Мы полагаем, что настало время, когда история повелительно требует от честных и разумных русских людей, чтобы они подвергли это самобытное всестороннему изучению, безбоязненной критике. Нам нужно бороться с азиатскими наслоениями в нашей психике, нам нужно лечиться от пессимизма – он постыден для молодой нации, его основа в том, что натуры пассивные, созерцательные склонны отмечать в жизни преимущественно ее дурные, злые, унижающие человека явления. Они отмечают эти явления не только по болезненной склонности к ним, но и потому, что за ними удобно скрыть свое слабоволие, обилием их можно оправдать свою бездеятельность.

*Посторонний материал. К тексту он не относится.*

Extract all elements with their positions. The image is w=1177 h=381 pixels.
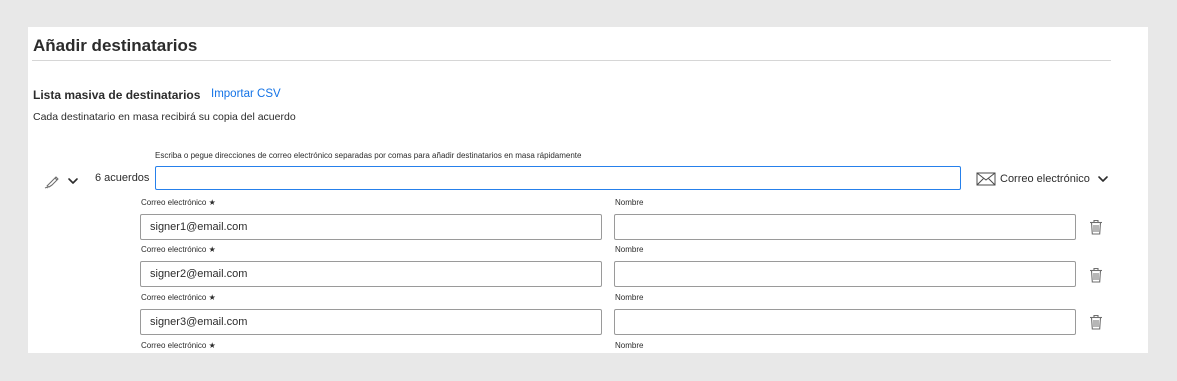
name-field-label: Nombre: [615, 293, 644, 302]
name-field[interactable]: [614, 309, 1076, 335]
email-field-label: Correo electrónico ★: [141, 198, 216, 207]
pen-sign-icon[interactable]: [44, 173, 60, 189]
email-field-label: Correo electrónico ★: [141, 245, 216, 254]
trash-icon[interactable]: [1089, 267, 1103, 283]
email-field-label: Correo electrónico ★: [141, 341, 216, 350]
envelope-icon: [976, 172, 996, 186]
email-field[interactable]: [140, 309, 602, 335]
title-divider: [32, 60, 1111, 61]
bulk-input-hint: Escriba o pegue direcciones de correo el…: [155, 151, 582, 160]
trash-icon[interactable]: [1089, 314, 1103, 330]
email-field[interactable]: [140, 214, 602, 240]
email-field-label: Correo electrónico ★: [141, 293, 216, 302]
import-csv-link[interactable]: Importar CSV: [211, 88, 281, 100]
name-field-label: Nombre: [615, 341, 644, 350]
bulk-recipients-input[interactable]: [155, 166, 961, 190]
email-field[interactable]: [140, 261, 602, 287]
add-recipients-panel: Añadir destinatarios Lista masiva de des…: [28, 27, 1148, 353]
role-chevron-down-icon[interactable]: [66, 175, 80, 187]
agreement-count: 6 acuerdos: [95, 172, 150, 184]
chevron-down-icon: [1098, 176, 1108, 182]
name-field-label: Nombre: [615, 245, 644, 254]
delivery-method-label: Correo electrónico: [1000, 173, 1090, 185]
trash-icon[interactable]: [1089, 219, 1103, 235]
page-title: Añadir destinatarios: [33, 36, 198, 55]
name-field-label: Nombre: [615, 198, 644, 207]
bulk-section-description: Cada destinatario en masa recibirá su co…: [33, 111, 296, 123]
name-field[interactable]: [614, 214, 1076, 240]
bulk-section-title: Lista masiva de destinatarios: [33, 88, 201, 102]
name-field[interactable]: [614, 261, 1076, 287]
delivery-method-dropdown[interactable]: Correo electrónico: [976, 170, 1109, 188]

Натуры действенные, активные обращают свое внимание главным образом в сторону положительных явлений, на те ростки доброго, которые, развиваясь при помощи нашей воли, должны будут изменить к лучшему нашу трудную, обидную жизнь.
Русское «богоискательство» проистекает из недостатка убежденности в силе разума, – из потребности слабого человека найти руководящую волю вне себя, – из желания иметь хозяина, на которого можно было бы возложить ответственность за бестолковую неприглядную жизнь.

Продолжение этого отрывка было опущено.